Fakta Terkini Kasus Kekerasan Seksual di Indonesia 2025

Di tengah hiruk-pikuk modernisasi dan digitalisasi, Indonesia masih terus bergulat dengan satu kenyataan pahit, yakni banyaknya kekerasan seksual yang terus terjadi, bahkan jumlahnya kian meningkat.

Menurut data resmi dari Kementerian Pemberdayaan Perempuan dan Perlindungan Anak (KemenPPPA), disebutkan bahwa hingga Juli 2025 tercatat sekitar 14.039 kasus kekerasan terjadi terhadap perempuan.

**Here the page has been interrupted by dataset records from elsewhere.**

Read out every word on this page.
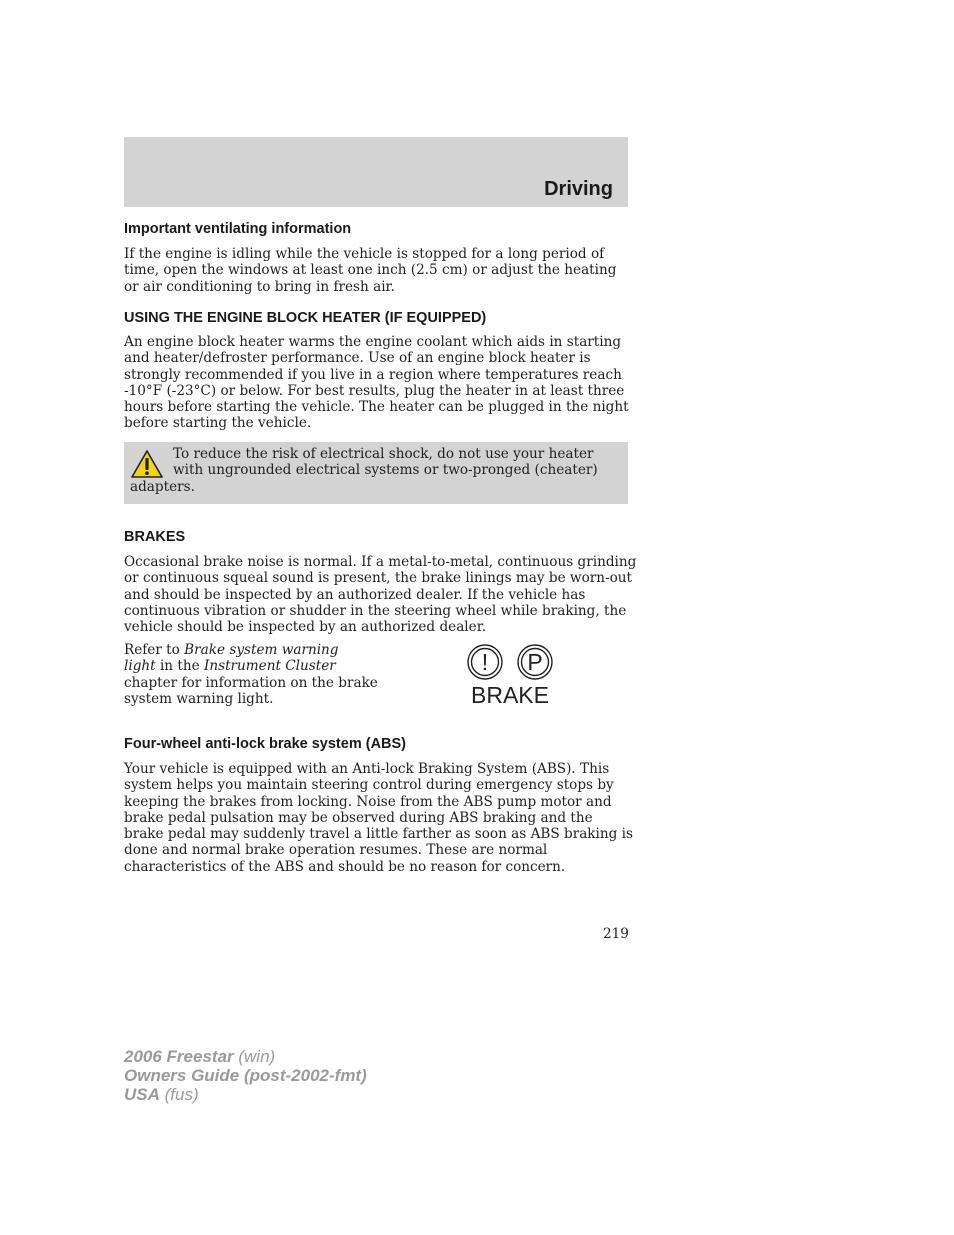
Driving
Important ventilating information

If the engine is idling while the vehicle is stopped for a long period of
time, open the windows at least one inch (2.5 cm) or adjust the heating
or air conditioning to bring in fresh air.

USING THE ENGINE BLOCK HEATER (IF EQUIPPED)

An engine block heater warms the engine coolant which aids in starting
and heater/defroster performance. Use of an engine block heater is
strongly recommended if you live in a region where temperatures reach
-10°F (-23°C) or below. For best results, plug the heater in at least three
hours before starting the vehicle. The heater can be plugged in the night
before starting the vehicle.

To reduce the risk of electrical shock, do not use your heater
with ungrounded electrical systems or two-pronged (cheater)
adapters.
BRAKES

Occasional brake noise is normal. If a metal-to-metal, continuous grinding
or continuous squeal sound is present, the brake linings may be worn-out
and should be inspected by an authorized dealer. If the vehicle has
continuous vibration or shudder in the steering wheel while braking, the
vehicle should be inspected by an authorized dealer.

Refer to Brake system warning
light in the Instrument Cluster
chapter for information on the brake
system warning light.

! P
BRAKE
Four-wheel anti-lock brake system (ABS)

Your vehicle is equipped with an Anti-lock Braking System (ABS). This
system helps you maintain steering control during emergency stops by
keeping the brakes from locking. Noise from the ABS pump motor and
brake pedal pulsation may be observed during ABS braking and the
brake pedal may suddenly travel a little farther as soon as ABS braking is
done and normal brake operation resumes. These are normal
characteristics of the ABS and should be no reason for concern.

219
2006 Freestar (win)
Owners Guide (post-2002-fmt)
USA (fus)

Kekerasan Seksual di Indonesia


Sementara itu, berdasarkan laporan National Center for Missing & Exploited Children (NCMEC), menunjukkan bahwa di tingkat dunia Indonesia menempati peringkat ketiga dalam hal kasus eksploitasi seksual anak secara daring, dengan jumlah mencengangkan, 1.450.403 kasus.

Angka ini bukan hanya sekadar statistik, melainkan sebuah alarm keras, bahwa sistem perlindungan kita bagi mereka yang menjadi korban masih jauh dari kata cukup.

Awal Perjalanan Justitia Avila Veda: Dari Seminar ke Aksi Nyata

Justitia bukanlah seorang aktivis instan. Perempuan muda ini memulai langkahnya dari sebuah seminar yang membahas tentang kesetaraan gender, di mana hal ini membuka matanya terhadap ketidakadilan yang banyak dialami perempuan.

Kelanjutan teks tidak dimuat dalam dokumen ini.